И под Windows приходится бывать.
А Gaim/Pidgin у меня на флешке в портабельном варианте.
Удобно: из профиля в портабельный и обратно ф-лы настроек и историю перебрасывать. Такая себе синхонизация))

Только главный недостаток Pidgin-а (теперь он так называется) это хранение паролей в открытом виде.

----------


## Макcим

> И что?


Опрос расчитан на Windows пользователей  :Smiley:

----------


## Синауридзе Александр

> И под Windows приходится бывать.


А я подумал, что ты линуксовой версией пользуешься. :Smiley:

----------


## Макcим

> Только главный недостаток Pidgin-а (теперь он так называется) это хранение паролей в открытом виде.
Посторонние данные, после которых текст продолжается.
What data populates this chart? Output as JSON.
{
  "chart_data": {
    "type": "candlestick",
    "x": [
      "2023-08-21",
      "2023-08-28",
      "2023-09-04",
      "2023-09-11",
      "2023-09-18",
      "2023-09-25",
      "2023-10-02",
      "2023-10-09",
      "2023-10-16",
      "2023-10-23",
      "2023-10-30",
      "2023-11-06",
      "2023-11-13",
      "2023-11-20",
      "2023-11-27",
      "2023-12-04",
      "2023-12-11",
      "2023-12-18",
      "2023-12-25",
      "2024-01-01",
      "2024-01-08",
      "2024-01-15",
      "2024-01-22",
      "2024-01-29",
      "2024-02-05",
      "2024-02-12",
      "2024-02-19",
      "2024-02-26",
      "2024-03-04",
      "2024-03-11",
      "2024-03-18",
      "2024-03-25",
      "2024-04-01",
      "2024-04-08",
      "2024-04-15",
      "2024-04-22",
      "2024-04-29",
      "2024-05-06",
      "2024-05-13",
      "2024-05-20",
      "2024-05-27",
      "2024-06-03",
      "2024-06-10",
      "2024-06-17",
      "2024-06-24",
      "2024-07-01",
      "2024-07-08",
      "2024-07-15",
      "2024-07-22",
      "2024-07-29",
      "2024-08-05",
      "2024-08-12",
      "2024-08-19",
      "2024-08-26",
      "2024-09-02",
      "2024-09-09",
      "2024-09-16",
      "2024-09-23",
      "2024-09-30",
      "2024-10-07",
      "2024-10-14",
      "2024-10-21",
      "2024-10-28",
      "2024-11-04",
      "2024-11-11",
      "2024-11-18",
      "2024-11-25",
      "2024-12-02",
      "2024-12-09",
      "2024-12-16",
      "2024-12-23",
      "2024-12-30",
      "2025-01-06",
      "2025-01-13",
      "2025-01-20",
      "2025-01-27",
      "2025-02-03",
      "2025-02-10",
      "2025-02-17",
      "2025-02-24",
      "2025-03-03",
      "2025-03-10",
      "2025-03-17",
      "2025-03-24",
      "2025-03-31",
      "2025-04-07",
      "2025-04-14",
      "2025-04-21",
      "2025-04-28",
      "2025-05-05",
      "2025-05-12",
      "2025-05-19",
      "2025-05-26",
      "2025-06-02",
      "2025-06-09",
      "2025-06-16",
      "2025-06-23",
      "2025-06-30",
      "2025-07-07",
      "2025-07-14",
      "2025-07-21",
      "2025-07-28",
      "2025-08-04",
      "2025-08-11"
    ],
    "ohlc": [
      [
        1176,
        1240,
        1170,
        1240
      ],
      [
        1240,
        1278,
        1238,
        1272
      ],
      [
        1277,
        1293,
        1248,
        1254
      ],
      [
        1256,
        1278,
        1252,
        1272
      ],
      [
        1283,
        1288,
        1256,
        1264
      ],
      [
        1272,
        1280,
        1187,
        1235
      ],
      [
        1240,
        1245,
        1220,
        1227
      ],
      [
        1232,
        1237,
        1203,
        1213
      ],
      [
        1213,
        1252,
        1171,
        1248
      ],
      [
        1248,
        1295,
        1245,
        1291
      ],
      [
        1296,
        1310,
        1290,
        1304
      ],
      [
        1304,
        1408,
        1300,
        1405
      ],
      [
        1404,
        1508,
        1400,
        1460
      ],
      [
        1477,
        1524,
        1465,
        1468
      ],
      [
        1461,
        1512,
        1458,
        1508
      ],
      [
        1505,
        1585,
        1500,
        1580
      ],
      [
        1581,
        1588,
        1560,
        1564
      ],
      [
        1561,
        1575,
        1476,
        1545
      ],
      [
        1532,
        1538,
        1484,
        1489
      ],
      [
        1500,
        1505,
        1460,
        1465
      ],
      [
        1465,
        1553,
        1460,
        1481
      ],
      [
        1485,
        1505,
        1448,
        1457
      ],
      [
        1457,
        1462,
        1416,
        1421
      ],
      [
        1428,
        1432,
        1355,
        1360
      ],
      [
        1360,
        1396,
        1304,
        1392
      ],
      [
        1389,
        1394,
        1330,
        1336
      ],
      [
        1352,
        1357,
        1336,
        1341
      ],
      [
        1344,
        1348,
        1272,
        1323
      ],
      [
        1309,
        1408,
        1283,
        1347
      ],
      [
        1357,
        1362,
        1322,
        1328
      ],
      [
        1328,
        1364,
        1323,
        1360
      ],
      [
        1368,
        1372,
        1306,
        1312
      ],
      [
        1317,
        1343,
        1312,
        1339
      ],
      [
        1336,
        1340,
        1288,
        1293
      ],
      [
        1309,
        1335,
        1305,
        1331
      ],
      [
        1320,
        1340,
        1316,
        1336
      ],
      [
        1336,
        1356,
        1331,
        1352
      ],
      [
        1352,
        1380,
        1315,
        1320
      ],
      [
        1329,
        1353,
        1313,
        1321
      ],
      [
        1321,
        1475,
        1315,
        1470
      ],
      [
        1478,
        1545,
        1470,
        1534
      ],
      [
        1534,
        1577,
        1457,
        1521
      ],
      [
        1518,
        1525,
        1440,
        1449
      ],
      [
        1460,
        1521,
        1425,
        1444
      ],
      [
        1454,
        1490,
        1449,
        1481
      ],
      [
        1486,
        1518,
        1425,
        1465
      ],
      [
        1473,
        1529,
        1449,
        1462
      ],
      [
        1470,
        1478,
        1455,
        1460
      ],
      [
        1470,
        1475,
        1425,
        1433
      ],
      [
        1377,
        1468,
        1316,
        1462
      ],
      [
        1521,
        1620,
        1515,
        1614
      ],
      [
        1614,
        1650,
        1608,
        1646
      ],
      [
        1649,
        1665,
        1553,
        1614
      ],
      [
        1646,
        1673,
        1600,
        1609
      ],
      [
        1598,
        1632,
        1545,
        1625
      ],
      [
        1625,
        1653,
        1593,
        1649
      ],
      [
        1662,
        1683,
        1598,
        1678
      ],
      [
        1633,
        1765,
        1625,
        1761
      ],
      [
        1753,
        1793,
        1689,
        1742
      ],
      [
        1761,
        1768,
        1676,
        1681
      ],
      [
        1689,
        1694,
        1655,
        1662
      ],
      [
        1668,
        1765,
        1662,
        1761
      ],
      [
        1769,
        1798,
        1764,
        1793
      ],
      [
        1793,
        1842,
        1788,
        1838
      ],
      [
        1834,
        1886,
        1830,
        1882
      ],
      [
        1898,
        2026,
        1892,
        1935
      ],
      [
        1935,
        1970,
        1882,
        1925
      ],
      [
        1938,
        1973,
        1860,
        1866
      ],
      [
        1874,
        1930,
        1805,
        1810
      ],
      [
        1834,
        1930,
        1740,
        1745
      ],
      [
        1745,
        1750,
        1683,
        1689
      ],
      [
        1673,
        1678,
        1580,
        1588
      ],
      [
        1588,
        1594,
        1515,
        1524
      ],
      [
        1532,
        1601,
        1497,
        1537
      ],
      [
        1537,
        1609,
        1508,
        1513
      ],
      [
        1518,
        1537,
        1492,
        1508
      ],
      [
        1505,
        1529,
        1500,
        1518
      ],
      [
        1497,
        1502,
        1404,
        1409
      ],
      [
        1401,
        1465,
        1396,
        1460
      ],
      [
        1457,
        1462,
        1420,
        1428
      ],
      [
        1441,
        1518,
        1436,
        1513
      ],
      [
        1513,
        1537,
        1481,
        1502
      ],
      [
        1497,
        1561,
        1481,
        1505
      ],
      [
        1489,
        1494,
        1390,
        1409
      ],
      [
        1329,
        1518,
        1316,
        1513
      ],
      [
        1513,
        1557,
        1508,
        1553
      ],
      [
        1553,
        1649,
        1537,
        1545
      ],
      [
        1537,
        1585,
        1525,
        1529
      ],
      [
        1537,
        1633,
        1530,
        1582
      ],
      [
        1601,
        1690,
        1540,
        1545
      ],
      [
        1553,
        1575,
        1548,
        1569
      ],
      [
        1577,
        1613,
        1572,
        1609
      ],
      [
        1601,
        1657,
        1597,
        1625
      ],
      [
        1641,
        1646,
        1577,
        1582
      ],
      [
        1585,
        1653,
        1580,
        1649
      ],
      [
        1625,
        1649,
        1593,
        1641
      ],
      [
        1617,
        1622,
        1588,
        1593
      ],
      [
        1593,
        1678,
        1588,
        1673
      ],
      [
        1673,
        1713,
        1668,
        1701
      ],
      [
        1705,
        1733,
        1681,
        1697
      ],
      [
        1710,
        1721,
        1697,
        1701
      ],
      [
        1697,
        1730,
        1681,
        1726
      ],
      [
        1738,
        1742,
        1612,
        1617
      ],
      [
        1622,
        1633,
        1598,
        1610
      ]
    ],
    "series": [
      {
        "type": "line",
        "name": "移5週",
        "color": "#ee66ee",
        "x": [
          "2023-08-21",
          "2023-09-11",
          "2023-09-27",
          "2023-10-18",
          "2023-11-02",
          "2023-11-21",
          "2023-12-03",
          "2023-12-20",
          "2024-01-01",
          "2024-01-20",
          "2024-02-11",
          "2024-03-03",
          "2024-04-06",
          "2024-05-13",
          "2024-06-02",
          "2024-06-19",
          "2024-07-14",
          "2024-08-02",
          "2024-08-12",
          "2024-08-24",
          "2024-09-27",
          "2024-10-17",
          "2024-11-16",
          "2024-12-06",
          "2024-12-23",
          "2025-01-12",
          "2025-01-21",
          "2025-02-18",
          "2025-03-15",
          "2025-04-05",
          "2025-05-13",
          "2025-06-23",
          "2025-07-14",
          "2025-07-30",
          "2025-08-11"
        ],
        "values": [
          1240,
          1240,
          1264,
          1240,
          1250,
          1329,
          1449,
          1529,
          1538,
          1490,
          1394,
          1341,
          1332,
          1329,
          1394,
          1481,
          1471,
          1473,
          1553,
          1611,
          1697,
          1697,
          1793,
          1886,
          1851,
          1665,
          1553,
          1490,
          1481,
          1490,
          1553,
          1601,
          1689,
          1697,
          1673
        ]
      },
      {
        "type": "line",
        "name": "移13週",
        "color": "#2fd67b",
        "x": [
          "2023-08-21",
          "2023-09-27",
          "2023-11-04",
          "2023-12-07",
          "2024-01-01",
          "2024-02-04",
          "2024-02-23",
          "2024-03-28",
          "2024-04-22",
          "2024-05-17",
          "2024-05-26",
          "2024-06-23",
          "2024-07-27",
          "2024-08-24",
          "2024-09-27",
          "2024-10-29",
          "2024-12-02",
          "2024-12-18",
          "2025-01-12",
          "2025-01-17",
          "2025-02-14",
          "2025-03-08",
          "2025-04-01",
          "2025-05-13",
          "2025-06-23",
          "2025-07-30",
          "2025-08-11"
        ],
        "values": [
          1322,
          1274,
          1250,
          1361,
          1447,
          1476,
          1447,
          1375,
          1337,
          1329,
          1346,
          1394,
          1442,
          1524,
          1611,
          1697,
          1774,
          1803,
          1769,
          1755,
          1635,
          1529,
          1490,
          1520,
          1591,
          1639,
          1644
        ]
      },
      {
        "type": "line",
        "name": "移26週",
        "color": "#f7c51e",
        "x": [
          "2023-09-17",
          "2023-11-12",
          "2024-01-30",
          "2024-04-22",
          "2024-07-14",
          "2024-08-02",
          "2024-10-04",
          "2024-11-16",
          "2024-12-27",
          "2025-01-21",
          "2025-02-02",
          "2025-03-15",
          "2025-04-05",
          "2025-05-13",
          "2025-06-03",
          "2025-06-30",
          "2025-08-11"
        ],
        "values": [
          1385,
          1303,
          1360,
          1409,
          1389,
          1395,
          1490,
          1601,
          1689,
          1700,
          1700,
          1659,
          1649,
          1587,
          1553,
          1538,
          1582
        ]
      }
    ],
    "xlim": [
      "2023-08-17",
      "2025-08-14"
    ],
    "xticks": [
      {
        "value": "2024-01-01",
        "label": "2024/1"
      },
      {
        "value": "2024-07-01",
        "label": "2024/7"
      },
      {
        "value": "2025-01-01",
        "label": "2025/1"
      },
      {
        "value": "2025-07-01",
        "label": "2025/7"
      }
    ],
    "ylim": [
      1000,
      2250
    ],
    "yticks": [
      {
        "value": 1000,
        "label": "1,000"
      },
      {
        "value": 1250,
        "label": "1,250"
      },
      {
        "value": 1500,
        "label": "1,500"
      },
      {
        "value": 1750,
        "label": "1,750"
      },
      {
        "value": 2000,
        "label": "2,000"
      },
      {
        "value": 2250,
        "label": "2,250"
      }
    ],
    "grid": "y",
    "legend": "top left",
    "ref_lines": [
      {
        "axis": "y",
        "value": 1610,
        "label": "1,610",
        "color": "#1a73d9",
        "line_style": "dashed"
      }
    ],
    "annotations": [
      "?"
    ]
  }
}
Опасный недостаток, не знал.

----------


## Синауридзе Александр

> Опрос расчитан на Windows пользователей


Прошу прощенья. Я не знал. :Smiley: 

*Добавлено через 1 минуту*




> Опасный недостаток, не знал.


Это смотря какой версией пользуешься. Если виндовой то да. :Smiley:

----------


## Groft

выбираю qip! Не грузит, прост, бесплатен, удобен!

----------


## Surfer

infium

----------


## Alex Plutoff

-под Win, *QIP*
-под LINUX, *Kopete*

----------


## rubin

qip

----------


## QstN

в основном qip, но иногда "крысой" :Wink:

----------


## senyak

Миранда и квип. Миранда красивей и более функциональней, и поэтому больше ее использую

----------


## StuPPvir

qip не напрягает реклама.

----------


## 1205

QIP. Быстрый, удобный, функциональный, нет глюков, как на ICQ 5-6. Правда дизайн у квипа убогий, но можно ставить темы.

----------


## калека

Квип в отличии от других клиентов имеет мало "багов". (кроме infium(а) ) -насколько я знаю ое еще имеет статус "бета" . функциональность намного больше чем у icq 5-6 .

----------


## XP user

QIP. Отпрыск заставил...

Paul

----------


## Step

Дома QIP 2005. С собой на флешке таскаю Infium.

----------


## ScratchyClaws

Миранда)) это как паззл - и красиво и собирать интересно))))

----------

Надоело быть жертвой? Стань профи по информационной безопасности, получай самую свежую информацию об угрозах и средствах защиты от ведущего российского аналитического центра Anti-Malware.ru:

----------


## Белый Сокол

> Миранда)) это как паззл - и красиво и собирать интересно))))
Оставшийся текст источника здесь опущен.